Kritik am Abkommen formiert sich

Berlin · Die deutschen Autokonzerne sehen große finanzielle Vorteile in einem Freihandelsabkommen mit den USA, der Mittelstand fürchtet einen immensen Aufwand für Regeln und Normen. Auch die Gewerkschaften schlagen Alarm.

Die Debatte um das transatlantische Freihandelsabkommen zwischen den USA und der EU (TTIP) nimmt deutlich an Fahrt auf. Denn die h öchst komplizierten Verhandlungen gehen Anfang Februar weiter und sollen noch in diesem Jahr zu einem Ergebnis führen. Schon fertig ist ein ähnliches Abkommen mit Kanada (Ceta), über das der Bundestag demnächst befinden muss. Befürworter und Gegner machen mobil.

Mitte der Woche meldete sich die Industrie. Die Bosse der größten deutschen Autokonzerne verlangten bei einem ungewöhnlichen gemeinsamen Presseauftritt in Berlin die Chancen der Abkommen zu sehen. Allein die bestehenden Zölle addierten sich für die Branche auf rund eine Milliarde Euro, die gespart werden könnten. Entlastungen durch gleiche technische Standards und Prüfverfahren kämen hinzu.

Am Tag darauf meldete sich der Branchenverband der Maschinenbauer. Gerade für den Mittelstand bedeuteten unterschiedliche Normen und Regeln einen immensen Aufwand.

Gestern nun stellte sich ein ungewöhnliches Bündnis der Kritiker dagegen. Immerhin elf der 22 Mitglieder des TTIP-Beirats, den Wirtschaftsminister Sigmar Gabriel (SPD ) ins Leben gerufen hatte, um ihn zu beraten, stehen dahinter. Ihr Papier hat Gewicht, denn damit haben sich Gewerkschaftsorganisationen wie DGB, IG Metall und Verdi, der Deutsche Kulturrat, der Städtetag und Naturschutzverbände auf eine gemeinsame Position geeinigt. Ein grundsätzliches Nein zu einem Freihandelsabkommen enthält der Text nicht. Allerdings wird die Befürchtung geäußert, dass mit dem Argument der Handelsfreiheit niedrigere Standards durchgesetzt werden sollten. So drohe die Buchpreisbindung und die deutsche Kulturförderung in Gefahr zu geraten, sagte Klaus Staeck , Präsident der Akademie der Künste.

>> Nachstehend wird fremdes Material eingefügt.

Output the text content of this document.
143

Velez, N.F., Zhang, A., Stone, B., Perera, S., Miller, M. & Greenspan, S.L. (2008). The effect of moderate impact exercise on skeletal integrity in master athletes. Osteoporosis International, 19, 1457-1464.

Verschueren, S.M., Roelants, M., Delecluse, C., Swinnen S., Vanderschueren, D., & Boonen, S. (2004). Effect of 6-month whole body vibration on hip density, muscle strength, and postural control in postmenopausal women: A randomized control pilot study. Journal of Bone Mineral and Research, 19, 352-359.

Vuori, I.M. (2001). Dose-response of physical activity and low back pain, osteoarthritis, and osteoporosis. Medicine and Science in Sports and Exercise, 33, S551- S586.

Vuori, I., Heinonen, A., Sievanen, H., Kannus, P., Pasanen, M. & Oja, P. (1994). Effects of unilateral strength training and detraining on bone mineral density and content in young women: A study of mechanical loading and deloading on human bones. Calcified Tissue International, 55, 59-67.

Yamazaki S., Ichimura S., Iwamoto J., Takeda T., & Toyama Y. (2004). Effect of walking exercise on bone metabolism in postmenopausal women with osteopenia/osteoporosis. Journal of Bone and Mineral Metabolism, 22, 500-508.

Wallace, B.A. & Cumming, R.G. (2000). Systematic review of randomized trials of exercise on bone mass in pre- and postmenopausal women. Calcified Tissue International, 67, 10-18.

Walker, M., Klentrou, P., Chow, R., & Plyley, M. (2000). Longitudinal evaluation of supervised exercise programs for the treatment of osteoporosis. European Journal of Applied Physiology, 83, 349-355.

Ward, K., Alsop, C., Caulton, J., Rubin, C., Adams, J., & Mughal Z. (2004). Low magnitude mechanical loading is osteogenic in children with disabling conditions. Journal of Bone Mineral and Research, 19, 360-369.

Die Gewerkschaften verweisen darauf, dass die USA wesentliche Teile der Charta der internationalen Arbeitsorganisation ILO nicht unterzeichnet haben und befürchten einen Druck auf den Dienstleistungsbereich. Und Ökoverbände warnen, TTIP könne die Einfuhr sowohl von genveränderten Lebensmitteln als auch von Öl und Gas aus Fracking-Quellen ermöglichen. Es gehe um "knallharte US-Interessen", sagte der Präsident der Umweltschutzorganisation BUND, Hubert Weiger.

Wirtschaftsminister Sigmar Gabriel will die Bedenken offenbar ernst nehmen. In einem Brief an alle SPD-Mitglieder sprach er sich am Mittwoch zwar grundsätzlich für ein Freihandelsabkommen aus, "aber nicht um jeden Preis". Die Globalisierung brauche Spielregeln, forderte er genau wie die Kritiker. Allerdings sei TTIP auch eine Chance, diese von Europa aus mitzubestimmen, womöglich die letzte. Auch die Union beschäftigt sich derzeit intensiv mit dem Thema. In dieser Woche hat die zuständige Arbeitsgruppe über das umstrittene Investor-Staats-Schiedsverfahren im Ceta-Vertrag diskutiert, das bei Streitigkeiten jenseits der üblichen Gerichte greifen soll.